Despite what most people imagine, even though we are not providing direct services to children, summer in the HCC Office is a busy time. Parents are in and out to register and to complete paperwork, and they often have one or more of their children in tow. Keeping those children happy and engaged while mom or dad fills out forms can be challenging but fun for the office staff.
The other day, as parent Kate Wolschina completed forms, I dispensed Play Doh and other goodies to her children, Kate and Dane Samartino. Dane made a rhyme as his mother showed us a tomato she had stashed in her purse (that’s another story!). He kept saying “Play Doh and the Tomato.” I immediately responded that it sounded like the title of a story, and challenged Dane to write it. i promised him that I would publish it on our HCC website if he sent it to me.
Imagine how thrilled I was about 24 hours later when I received Dane’s story!

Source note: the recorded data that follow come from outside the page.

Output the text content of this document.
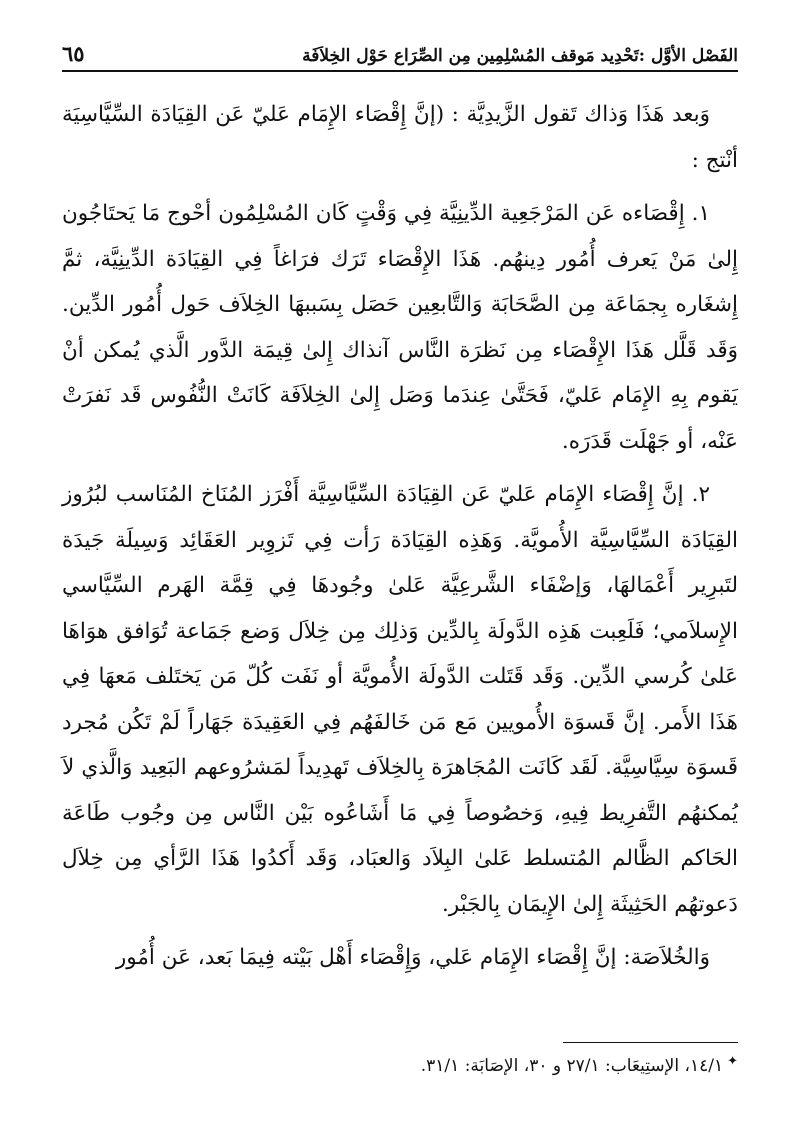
الفَصْل الأوَّل :تَحْدِيد مَوقف المُسْلِمِين مِن الصِّرَاع حَوْل الخِلاَفَة
٦٥

وَبعد هَذَا وَذاك تَقول الزَّيدِيَّة : (إنَّ إِقْصَاء الإِمَام عَليّ عَن القِيَادَة السِّيَّاسِيَة أنْتج :

١. إِقْصَاءه عَن المَرْجَعِية الدِّينِيَّة فِي وَقْتٍ كَان المُسْلِمُون أحْوج مَا يَحتَاجُون إِلىٰ مَنْ يَعرف أُمُور دِينهُم. هَذَا الإِقْصَاء تَرَك فرَاغاً فِي القِيَادَة الدِّينِيَّة، ثمَّ إِشغَاره بِجمَاعَة مِن الصَّحَابَة وَالتَّابعِين حَصَل بِسَببهَا الخِلاَف حَول أُمُور الدِّين. وَقَد قَلَّل هَذَا الإِقْصَاء مِن نَظرَة النَّاس آنذاك إِلىٰ قِيمَة الدَّور الَّذي يُمكن أنْ يَقوم بِهِ الإِمَام عَليّ، فَحَتَّىٰ عِندَما وَصَل إِلىٰ الخِلاَفَة كَانَتْ النُّفُوس قَد نَفرَتْ عَنْه، أو جَهْلَت قَدَرَه.

٢. إنَّ إِقْصَاء الإِمَام عَليّ عَن القِيَادَة السِّيَّاسِيَّة أَفْرَز المُنَاخ المُنَاسب لبُرُوز القِيَادَة السِّيَّاسِيَّة الأُمويَّة. وَهَذِه القِيَادَة رَأت فِي تَزوِير العَقَائِد وَسِيلَة جَيدَة لتَبرِير أَعْمَالهَا، وَإضْفَاء الشَّرعِيَّة عَلىٰ وجُودهَا فِي قِمَّة الهَرم السِّيَّاسي الإِسلاَمي؛ فَلَعِبت هَذِه الدَّولَة بِالدِّين وَذلِك مِن خِلاَل وَضع جَمَاعة تُوَافق هوَاهَا عَلىٰ كُرسي الدِّين. وَقَد قَتَلت الدَّولَة الأُمويَّة أو نَفَت كُلّ مَن يَختَلف مَعهَا فِي هَذَا الأَمر. إنَّ قَسوَة الأُمويين مَع مَن خَالفَهُم فِي العَقِيدَة جَهَاراً لَمْ تَكُن مُجرد قَسوَة سِيَّاسِيَّة. لَقَد كَانَت المُجَاهرَة بِالخِلاَف تَهدِيداً لمَشرُوعهم البَعِيد وَالَّذي لاَ يُمكنهُم التَّفرِيط فِيهِ، وَخصُوصاً فِي مَا أَشَاعُوه بَيْن النَّاس مِن وجُوب طَاعَة الحَاكم الظَّالم المُتسلط عَلىٰ البِلاَد وَالعبَاد، وَقَد أَكدُوا هَذَا الرَّأي مِن خِلاَل دَعوتهُم الحَثِيثَة إِلىٰ الإِيمَان بِالجَبْر.

وَالخُلاَصَة: إنَّ إِقْصَاء الإِمَام عَلي، وَإِقْصَاء أَهْل بَيْته فِيمَا بَعد، عَن أُمُور

✦
١٤/١، الإستِيعَاب: ٢٧/١ و ٣٠، الإصَابَة: ٣١/١.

Both his mother and I were delighted that his creativity had been ignited, and that he had followed through on my challenge.

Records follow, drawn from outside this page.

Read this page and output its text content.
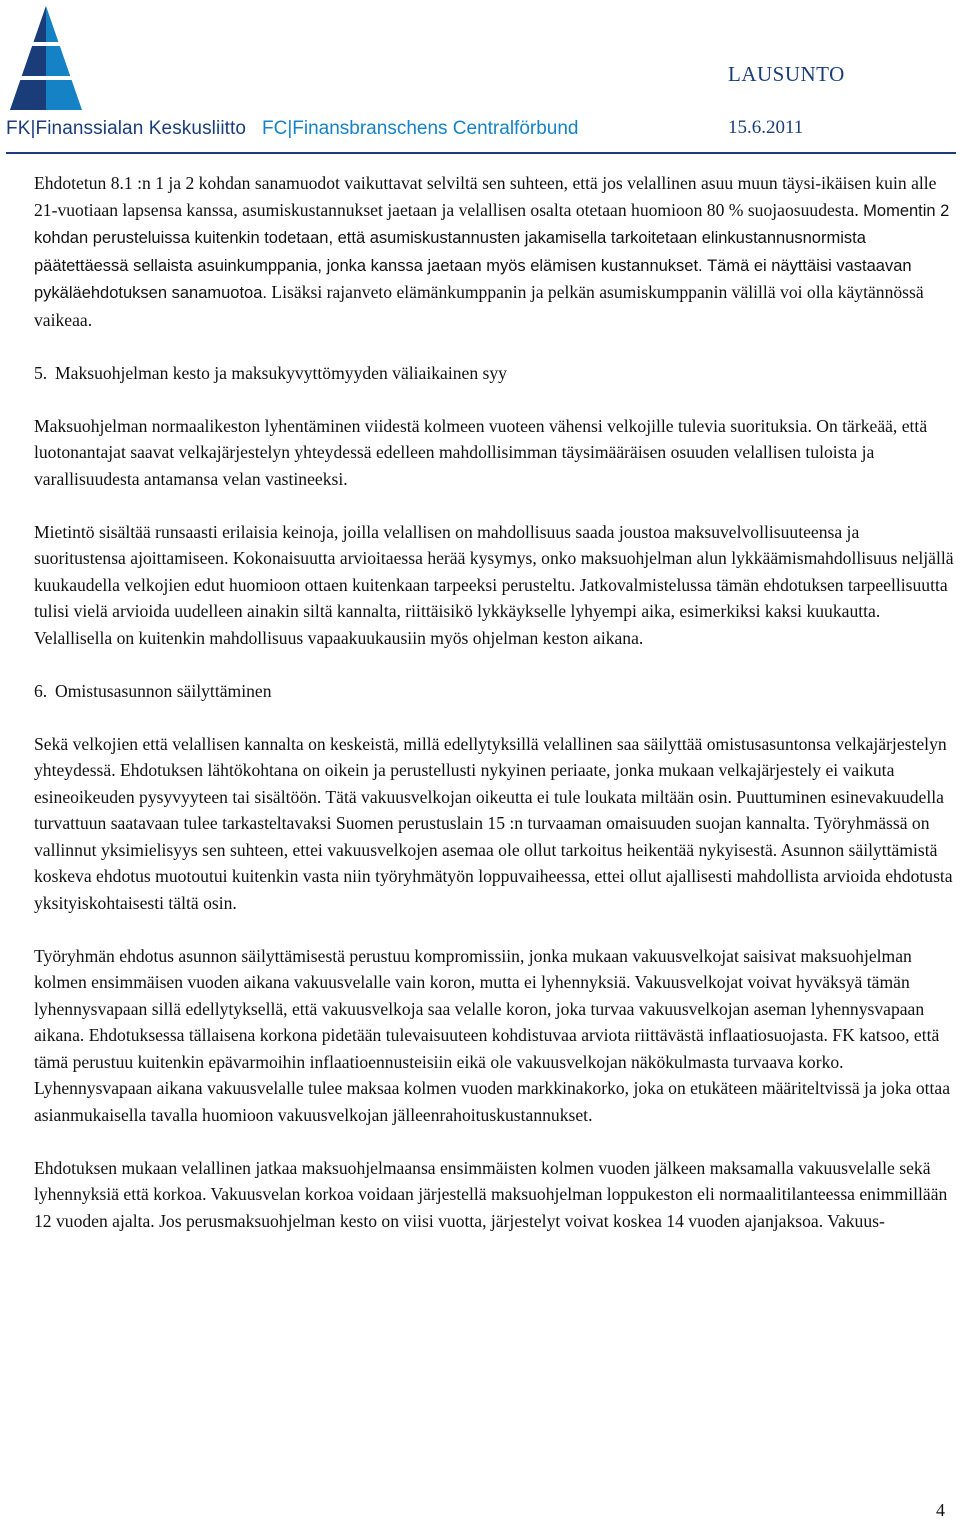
FK|Finanssialan Keskusliitto FC|Finansbranschens Centralförbund
LAUSUNTO
15.6.2011

Ehdotetun 8.1 :n 1 ja 2 kohdan sanamuodot vaikuttavat selviltä sen suhteen, että jos velallinen asuu muun täysi-ikäisen kuin alle 21-vuotiaan lapsensa kanssa, asumiskustannukset jaetaan ja velallisen osalta otetaan huomioon 80 % suojaosuudesta. Momentin 2 kohdan perusteluissa kuitenkin todetaan, että asumiskustannusten jakamisella tarkoitetaan elinkustannusnormista päätettäessä sellaista asuinkumppania, jonka kanssa jaetaan myös elämisen kustannukset. Tämä ei näyttäisi vastaavan pykäläehdotuksen sanamuotoa. Lisäksi rajanveto elämänkumppanin ja pelkän asumiskumppanin välillä voi olla käytännössä vaikeaa.

5. Maksuohjelman kesto ja maksukyvyttömyyden väliaikainen syy

Maksuohjelman normaalikeston lyhentäminen viidestä kolmeen vuoteen vähensi velkojille tulevia suorituksia. On tärkeää, että luotonantajat saavat velkajärjestelyn yhteydessä edelleen mahdollisimman täysimääräisen osuuden velallisen tuloista ja varallisuudesta antamansa velan vastineeksi.

Mietintö sisältää runsaasti erilaisia keinoja, joilla velallisen on mahdollisuus saada joustoa maksuvelvollisuuteensa ja suoritustensa ajoittamiseen. Kokonaisuutta arvioitaessa herää kysymys, onko maksuohjelman alun lykkäämismahdollisuus neljällä kuukaudella velkojien edut huomioon ottaen kuitenkaan tarpeeksi perusteltu. Jatkovalmistelussa tämän ehdotuksen tarpeellisuutta tulisi vielä arvioida uudelleen ainakin siltä kannalta, riittäisikö lykkäykselle lyhyempi aika, esimerkiksi kaksi kuukautta. Velallisella on kuitenkin mahdollisuus vapaakuukausiin myös ohjelman keston aikana.

6. Omistusasunnon säilyttäminen

Sekä velkojien että velallisen kannalta on keskeistä, millä edellytyksillä velallinen saa säilyttää omistusasuntonsa velkajärjestelyn yhteydessä. Ehdotuksen lähtökohtana on oikein ja perustellusti nykyinen periaate, jonka mukaan velkajärjestely ei vaikuta esineoikeuden pysyvyyteen tai sisältöön. Tätä vakuusvelkojan oikeutta ei tule loukata miltään osin. Puuttuminen esinevakuudella turvattuun saatavaan tulee tarkasteltavaksi Suomen perustuslain 15 :n turvaaman omaisuuden suojan kannalta. Työryhmässä on vallinnut yksimielisyys sen suhteen, ettei vakuusvelkojen asemaa ole ollut tarkoitus heikentää nykyisestä. Asunnon säilyttämistä koskeva ehdotus muotoutui kuitenkin vasta niin työryhmätyön loppuvaiheessa, ettei ollut ajallisesti mahdollista arvioida ehdotusta yksityiskohtaisesti tältä osin.

Työryhmän ehdotus asunnon säilyttämisestä perustuu kompromissiin, jonka mukaan vakuusvelkojat saisivat maksuohjelman kolmen ensimmäisen vuoden aikana vakuusvelalle vain koron, mutta ei lyhennyksiä. Vakuusvelkojat voivat hyväksyä tämän lyhennysvapaan sillä edellytyksellä, että vakuusvelkoja saa velalle koron, joka turvaa vakuusvelkojan aseman lyhennysvapaan aikana. Ehdotuksessa tällaisena korkona pidetään tulevaisuuteen kohdistuvaa arviota riittävästä inflaatiosuojasta. FK katsoo, että tämä perustuu kuitenkin epävarmoihin inflaatioennusteisiin eikä ole vakuusvelkojan näkökulmasta turvaava korko. Lyhennysvapaan aikana vakuusvelalle tulee maksaa kolmen vuoden markkinakorko, joka on etukäteen määriteltvissä ja joka ottaa asianmukaisella tavalla huomioon vakuusvelkojan jälleenrahoituskustannukset.

Ehdotuksen mukaan velallinen jatkaa maksuohjelmaansa ensimmäisten kolmen vuoden jälkeen maksamalla vakuusvelalle sekä lyhennyksiä että korkoa. Vakuusvelan korkoa voidaan järjestellä maksuohjelman loppukeston eli normaalitilanteessa enimmillään 12 vuoden ajalta. Jos perusmaksuohjelman kesto on viisi vuotta, järjestelyt voivat koskea 14 vuoden ajanjaksoa. Vakuus-

4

The story he wrote is pictured here. It is adorable, and sends a wonderful message on SO many levels! Note that “”Play Doh” has become “Plato!”
First, on the most obvious level, Dana is sharing a terrific message about responding to conflict by using carefully chosen words, rather than fighting. In a time when we are all so conscious about bullying prevention, high levels of aggression among students, and building strong character in children at an early age, Dane has clearly gotten the message about the power of words. For that, as well as his creativity, I applaud him … and kudos to mom, too!
But I am sharing his story not just because he wrote a beautiful message. I am also sharing it to point out how EASY it is to inspire children to be thoughtful and creative if we just seize the opportunity. I have written before about the importance of “teachable moments,” and this is another example of just such a moment. We could could have just joked with Dane about the rhyme, and left it at that. But by showing him I had confidence in his abilities, and giving him a reason to demonstrate them, he clearly felt confident enough to take up the task and run with it.
As part of their research identifying the forty devleopmental assets critical to helping children grow up emotionally healthy and strong, Chicago’s Search Intsitute has found that having adults in the community other than their parents who show an interest in them is vital to that healthy development. All of us at Haddonfield Child Care take that role seriously, and keep it in mind whenever and whereever we interact with children and youth.
Dane may or may not be a budding writer. He may or may not consciously remember this particular story being “published.” But I guarantee that somewhere his brain has tucked away the fact that an adult cared enough to challenge him, and also kept her word to reward his hard work if he followed through. Those kinds of interactions, conscious or unconscious, are the building blocks of confidence, good character, and success.
I urge everyone to commit to giving children a chance to feel confident enough to take a risk to explore their talents, secure in the knowledge that the adults around them in the community can be trusted, and will support and encourage their efforts. Little things can make a big difference in the aggregate. Small moments of encouragement and support given to children regularly and by a variety of people they encounter can add up to confidence and success in adulthood.